Joko Wangkir berpikir sejenak. Permintaan yang diluar kebiasaan.
"Apakah semuanya nyaman menggunakan tombak ganda, Limawijaya?"
"Sebagian besar, panglima. Tidak semua."
"Kalau begitu persenjatai mereka yang nyaman dengan tombak ganda. Yang tidak, biarkan mereka bebas memilih. Apakah dapat diterima?"
"Baik, panglima. Perintahmu akan aku laksanakan."
***
Joko Wangkir menatap lapangan rumput luas di hadapannya. Lapang rumput itu sangat luas berupa dataran, namun melandai di sebelah barat, timur, dan selatan. Beberapa pohon tinggi menjulang hadir di lapang rumput. Selain pohon dan bongkah batu yang besar, tidak ada tempat bersembunyi di dataran itu.
"Unggun Krama, kau adalah kunci pertempuran ini. Bertahanlah selama mungkin. Pertahankan formasi pertarungan. Jangan biarkan musuh mendobrak. Hanya Iyang Taslim dan pasukan pemuda Dieng yang berdiri di antara kau dan istana Medang."
Unggun Krama mengangguk, "Tenang, panglima. Aku melakukan sesuai dengan ajaranmu. Aku menempatkan orang -- orang terkuat di barisan belakang dan sayap. Aku akan menerapkan taktik pengepungan. Terlebih, nanti ada Anggabaya dan Limawijaya."

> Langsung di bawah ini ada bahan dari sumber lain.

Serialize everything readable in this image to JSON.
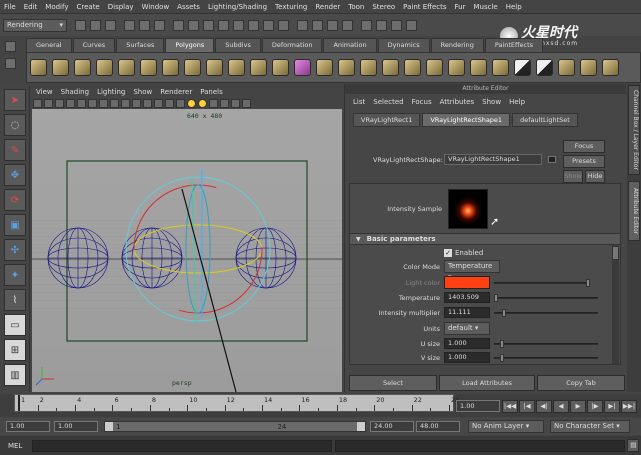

Joko Wangkir tersenyum bangga, "Kau adalah ksatria terkuat dan terpintar. Seluruh harapan rakyat Medang ada di pundakmu. Baik, sekarang ambil posisi! Siwa bersamamu."
Unggun Krama sekali lagi mengangguk dan memacu kudanya menuruni bukit menuju pasukan. Para prajuritnya bersenjata lengkap, menggunakan pedang, tameng kayu, dan beberapa menggunakan pakaian besi. Beberapa di antara mereka menggunakan kuda, terutama para prajurit yang berada di samping pasukan.